There was a Emil Caleay was a professor of philosophy at Princeton seminary and he tells the story how he actually found faith. He was an agnostic, he went off to World War I. He was an agnostic, he didn’t really believe in God, he was into philosophy, he was kind of skeptical about the whole idea of religion. But during World War I he had an experience like a lot of other World War I people. He actually, one of his best friends was talking to him, right next to him, about his mother, died like that with a bullet in his chest. Later on, a bullet hit him too, he was in the hospital for a while and he realized, even though he was an agnostic and he still wasn’t sure if he believed in God, he realized that to really make sense of this world, in this life, he was going to need more help than just his skeptical philosophy.
So he started reading poetry, he started reading books, he started reading things and every so often he would find a passage in this book or this writer or this author, that really seemed to make sense to him. And he said in his account, I began to long for a book that understood me, I began to long for a book that understood me. And he came up with an idea, he bought a leather-bound little dairy, blank. Every single time he read something that seemed to make sense to him and helped him, he was going to copy it down. And after about a year he hoped, that he would someday sit down and open it up and read page after page and I would finally have a book that made sense of my life, and made sense of the world, and gave me the joy I was looking for. After he worked on it for a year or two, one day he went out and sat under a tree and got his book out and as he read it for the first time he was deeply disappointed. He realized he had already changed and so some of the things that really hit him a year ago didn’t really hit him any more. He realized that he himself was a moving target, that any book he compiled or any book he wrote, would be sort of like a gun pointed here and then he would move. And he said I realized I was never, I was never going to find a book that understood me.
That very day, as he was sitting under the tree, his wife was out walking their little infant child and along the way had talked to a french Huguenot pastor who had given her a Bible in French.

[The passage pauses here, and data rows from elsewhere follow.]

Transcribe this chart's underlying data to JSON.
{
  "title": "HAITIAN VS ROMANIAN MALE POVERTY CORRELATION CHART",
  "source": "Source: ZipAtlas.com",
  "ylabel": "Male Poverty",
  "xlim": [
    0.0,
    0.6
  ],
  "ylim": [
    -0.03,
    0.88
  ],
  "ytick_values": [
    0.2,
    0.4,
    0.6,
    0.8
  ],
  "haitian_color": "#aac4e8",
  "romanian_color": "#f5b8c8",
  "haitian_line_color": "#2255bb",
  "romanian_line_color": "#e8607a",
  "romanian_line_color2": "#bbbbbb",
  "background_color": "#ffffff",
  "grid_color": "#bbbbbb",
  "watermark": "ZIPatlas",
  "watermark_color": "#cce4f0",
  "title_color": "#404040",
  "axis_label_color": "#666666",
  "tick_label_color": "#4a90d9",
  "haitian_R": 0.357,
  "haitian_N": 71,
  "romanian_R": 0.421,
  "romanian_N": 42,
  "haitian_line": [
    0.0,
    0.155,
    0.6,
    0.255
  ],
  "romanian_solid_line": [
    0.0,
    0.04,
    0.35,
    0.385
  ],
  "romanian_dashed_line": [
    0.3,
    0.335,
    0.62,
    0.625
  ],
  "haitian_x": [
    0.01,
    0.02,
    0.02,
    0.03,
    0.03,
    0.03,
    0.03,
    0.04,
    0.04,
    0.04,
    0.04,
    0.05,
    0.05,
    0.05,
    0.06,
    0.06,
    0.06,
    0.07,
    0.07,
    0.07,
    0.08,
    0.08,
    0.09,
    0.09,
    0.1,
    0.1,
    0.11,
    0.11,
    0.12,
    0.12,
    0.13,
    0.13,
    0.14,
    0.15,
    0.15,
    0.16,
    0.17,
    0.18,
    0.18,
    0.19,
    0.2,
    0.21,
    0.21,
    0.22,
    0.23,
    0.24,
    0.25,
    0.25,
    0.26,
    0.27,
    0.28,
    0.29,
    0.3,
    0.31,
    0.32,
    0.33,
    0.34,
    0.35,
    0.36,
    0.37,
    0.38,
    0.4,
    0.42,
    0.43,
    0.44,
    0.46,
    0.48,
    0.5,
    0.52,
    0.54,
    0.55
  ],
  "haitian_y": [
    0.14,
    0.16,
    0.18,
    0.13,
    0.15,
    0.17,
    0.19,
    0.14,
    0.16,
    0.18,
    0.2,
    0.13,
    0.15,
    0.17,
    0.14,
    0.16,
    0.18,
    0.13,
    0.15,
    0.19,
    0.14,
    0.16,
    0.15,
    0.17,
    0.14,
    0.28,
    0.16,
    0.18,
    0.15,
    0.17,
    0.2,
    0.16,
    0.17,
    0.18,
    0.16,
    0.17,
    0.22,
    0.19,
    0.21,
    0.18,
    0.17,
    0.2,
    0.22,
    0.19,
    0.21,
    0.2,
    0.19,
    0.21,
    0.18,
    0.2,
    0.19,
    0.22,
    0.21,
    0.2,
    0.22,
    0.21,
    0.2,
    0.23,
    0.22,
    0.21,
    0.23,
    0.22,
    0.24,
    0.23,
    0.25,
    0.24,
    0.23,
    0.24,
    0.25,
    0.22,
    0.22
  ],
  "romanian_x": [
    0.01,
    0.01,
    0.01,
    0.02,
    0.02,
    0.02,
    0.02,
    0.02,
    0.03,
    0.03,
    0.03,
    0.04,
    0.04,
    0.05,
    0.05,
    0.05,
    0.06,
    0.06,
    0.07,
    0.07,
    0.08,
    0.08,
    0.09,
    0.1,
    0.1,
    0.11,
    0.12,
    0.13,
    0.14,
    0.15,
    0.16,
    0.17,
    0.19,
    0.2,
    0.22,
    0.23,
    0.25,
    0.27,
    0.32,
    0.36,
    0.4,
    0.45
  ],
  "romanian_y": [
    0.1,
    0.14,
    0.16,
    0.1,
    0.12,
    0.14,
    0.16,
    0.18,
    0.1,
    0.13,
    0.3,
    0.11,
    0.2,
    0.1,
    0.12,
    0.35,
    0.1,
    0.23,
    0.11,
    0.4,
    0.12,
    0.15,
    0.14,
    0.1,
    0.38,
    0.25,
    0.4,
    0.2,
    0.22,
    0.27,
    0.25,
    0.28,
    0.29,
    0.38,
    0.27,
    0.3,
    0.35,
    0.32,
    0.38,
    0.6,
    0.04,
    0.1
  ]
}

And they didn’t have a Bible in the house and she thought it would be a good idea, and brought it back. He saw it and he said, ‘give that to me’, and began reading the Gospels. He said, I read all night, almost all night, and I actually realized, as he was looking at the one the Gospel was written about, that here finally I had a book that’s alive, and a book that understands me. But its not just a book that understands me, he went into the Word of Lord to find the Lord of the Word, Jesus Christ, the true story of Jesus, that’s what the world needs, that’s what you need.